When can weak latent factors be statistically inferred?
- URL: http://arxiv.org/abs/2407.03616v3
- Date: Mon, 30 Sep 2024 21:26:56 GMT
- Title: When can weak latent factors be statistically inferred?
- Authors: Jianqing Fan, Yuling Yan, Yuheng Zheng,
- Abstract summary: This article establishes a new and comprehensive estimation and inference theory for principal component analysis (PCA)
Our theory is applicable regardless of the relative growth rate between the cross-sectional dimension $N$ and temporal dimension $TT$.
A notable technical innovation is our closed-form first-order approximation of PCA-based estimator, which paves the way for various statistical tests.
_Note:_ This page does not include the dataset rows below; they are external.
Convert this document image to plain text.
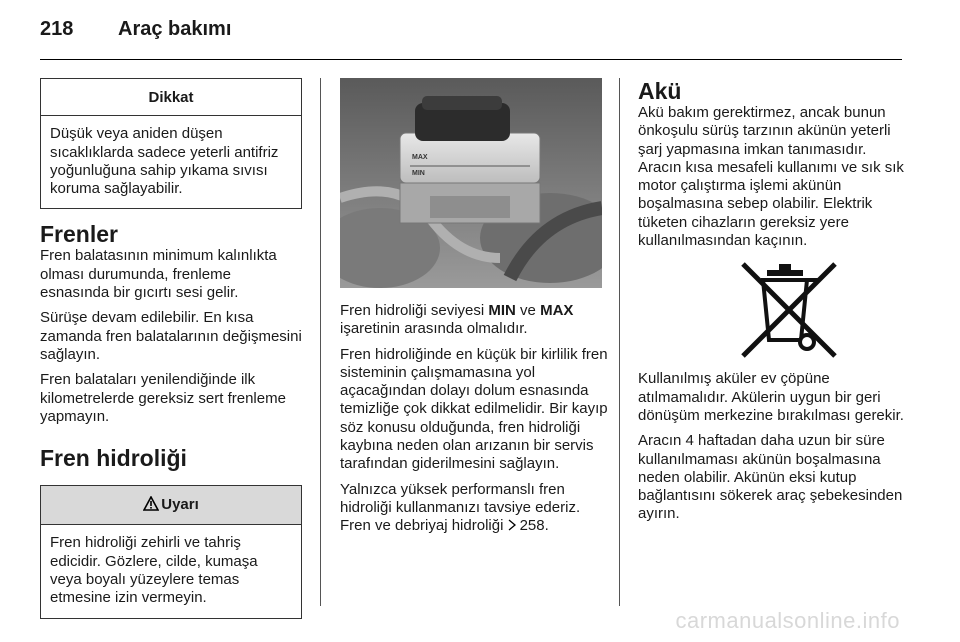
218 Araç bakımı
Dikkat
Düşük veya aniden düşen sıcaklıklarda sadece yeterli antifriz yoğunluğuna sahip yıkama sıvısı koruma sağlayabilir.
Frenler

Fren balatasının minimum kalınlıkta olması durumunda, frenleme esnasında bir gıcırtı sesi gelir.

Sürüşe devam edilebilir. En kısa zamanda fren balatalarının değişmesini sağlayın.

Fren balataları yenilendiğinde ilk kilometrelerde gereksiz sert frenleme yapmayın.

Fren hidroliği
Uyarı
Fren hidroliği zehirli ve tahriş edicidir. Gözlere, cilde, kumaşa veya boyalı yüzeylere temas etmesine izin vermeyin.
MAX
MIN

Fren hidroliği seviyesi MIN ve MAX işaretinin arasında olmalıdır.

Fren hidroliğinde en küçük bir kirlilik fren sisteminin çalışmamasına yol açacağından dolayı dolum esnasında temizliğe çok dikkat edilmelidir. Bir kayıp söz konusu olduğunda, fren hidroliği kaybına neden olan arızanın bir servis tarafından giderilmesini sağlayın.

Yalnızca yüksek performanslı fren hidroliği kullanmanızı tavsiye ederiz. Fren ve debriyaj hidroliği 258.

Akü

Akü bakım gerektirmez, ancak bunun önkoşulu sürüş tarzının akünün yeterli şarj yapmasına imkan tanımasıdır. Aracın kısa mesafeli kullanımı ve sık sık motor çalıştırma işlemi akünün boşalmasına sebep olabilir. Elektrik tüketen cihazların gereksiz yere kullanılmasından kaçının.

Kullanılmış aküler ev çöpüne atılmamalıdır. Akülerin uygun bir geri dönüşüm merkezine bırakılması gerekir.

Aracın 4 haftadan daha uzun bir süre kullanılmaması akünün boşalmasına neden olabilir. Akünün eksi kutup bağlantısını sökerek araç şebekesinden ayırın.

carmanualsonline.info
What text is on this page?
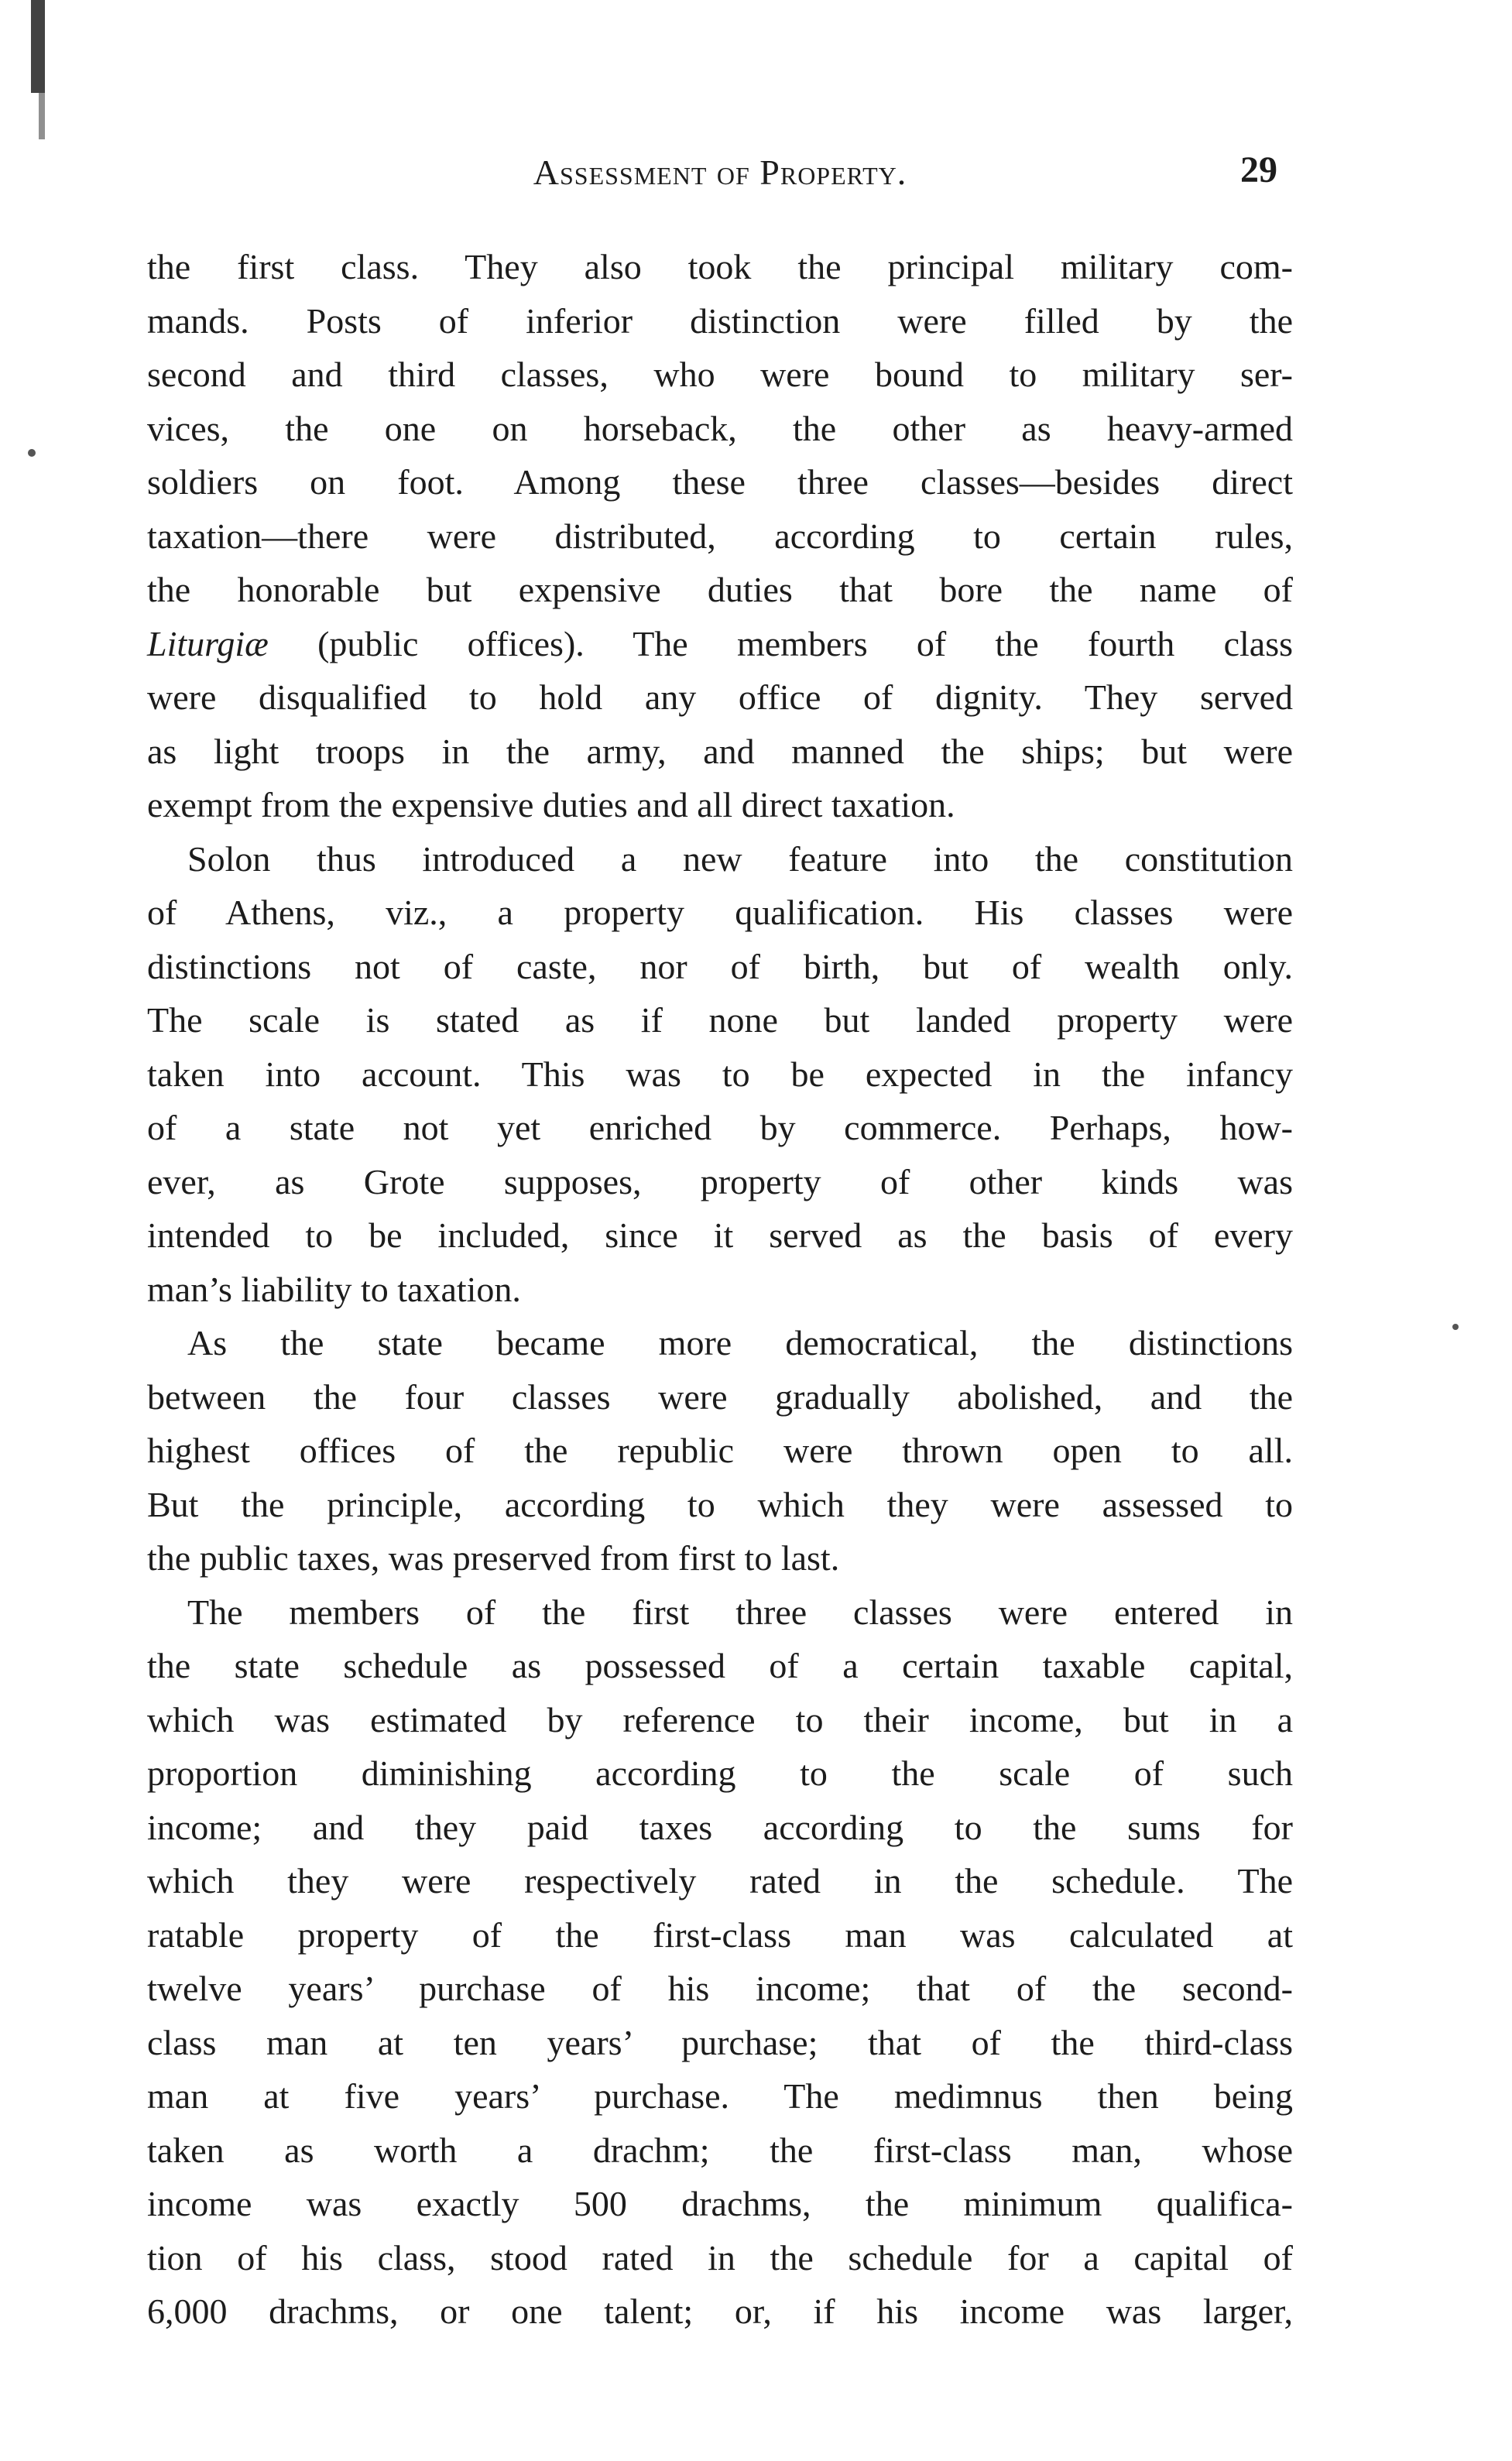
Assessment of Property.	29
the first class. They also took the principal military com-
mands. Posts of inferior distinction were filled by the
second and third classes, who were bound to military ser-
vices, the one on horseback, the other as heavy-armed
soldiers on foot. Among these three classes—besides direct
taxation—there were distributed, according to certain rules,
the honorable but expensive duties that bore the name of
Liturgiæ (public offices). The members of the fourth class
were disqualified to hold any office of dignity. They served
as light troops in the army, and manned the ships; but were
exempt from the expensive duties and all direct taxation.
Solon thus introduced a new feature into the constitution
of Athens, viz., a property qualification. His classes were
distinctions not of caste, nor of birth, but of wealth only.
The scale is stated as if none but landed property were
taken into account. This was to be expected in the infancy
of a state not yet enriched by commerce. Perhaps, how-
ever, as Grote supposes, property of other kinds was
intended to be included, since it served as the basis of every
man’s liability to taxation.
As the state became more democratical, the distinctions
between the four classes were gradually abolished, and the
highest offices of the republic were thrown open to all.
But the principle, according to which they were assessed to
the public taxes, was preserved from first to last.
The members of the first three classes were entered in
the state schedule as possessed of a certain taxable capital,
which was estimated by reference to their income, but in a
proportion diminishing according to the scale of such
income; and they paid taxes according to the sums for
which they were respectively rated in the schedule. The
ratable property of the first-class man was calculated at
twelve years’ purchase of his income; that of the second-
class man at ten years’ purchase; that of the third-class
man at five years’ purchase. The medimnus then being
taken as worth a drachm; the first-class man, whose
income was exactly 500 drachms, the minimum qualifica-
tion of his class, stood rated in the schedule for a capital of
6,000 drachms, or one talent; or, if his income was larger,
- Score: 5.195669033269619
- License: http://arxiv.org/licenses/nonexclusive-distrib/1.0/
- Abstract: This article establishes a new and comprehensive estimation and inference theory for principal component analysis (PCA) under the weak factor model that allow for cross-sectional dependent idiosyncratic components under the nearly minimal factor strength relative to the noise level or signal-to-noise ratio. Our theory is applicable regardless of the relative growth rate between the cross-sectional dimension $N$ and temporal dimension $T$. This more realistic assumption and noticeable result require completely new technical device, as the commonly-used leave-one-out trick is no longer applicable to the case with cross-sectional dependence. Another notable advancement of our theory is on PCA inference $ - $ for example, under the regime where $N\asymp T$, we show that the asymptotic normality for the PCA-based estimator holds as long as the signal-to-noise ratio (SNR) grows faster than a polynomial rate of $\log N$. This finding significantly surpasses prior work that required a polynomial rate of $N$. Our theory is entirely non-asymptotic, offering finite-sample characterizations for both the estimation error and the uncertainty level of statistical inference. A notable technical innovation is our closed-form first-order approximation of PCA-based estimator, which paves the way for various statistical tests. Furthermore, we apply our theories to design easy-to-implement statistics for validating whether given factors fall in the linear spans of unknown latent factors, testing structural breaks in the factor loadings for an individual unit, checking whether two units have the same risk exposures, and constructing confidence intervals for systematic risks. Our empirical studies uncover insightful correlations between our test results and economic cycles.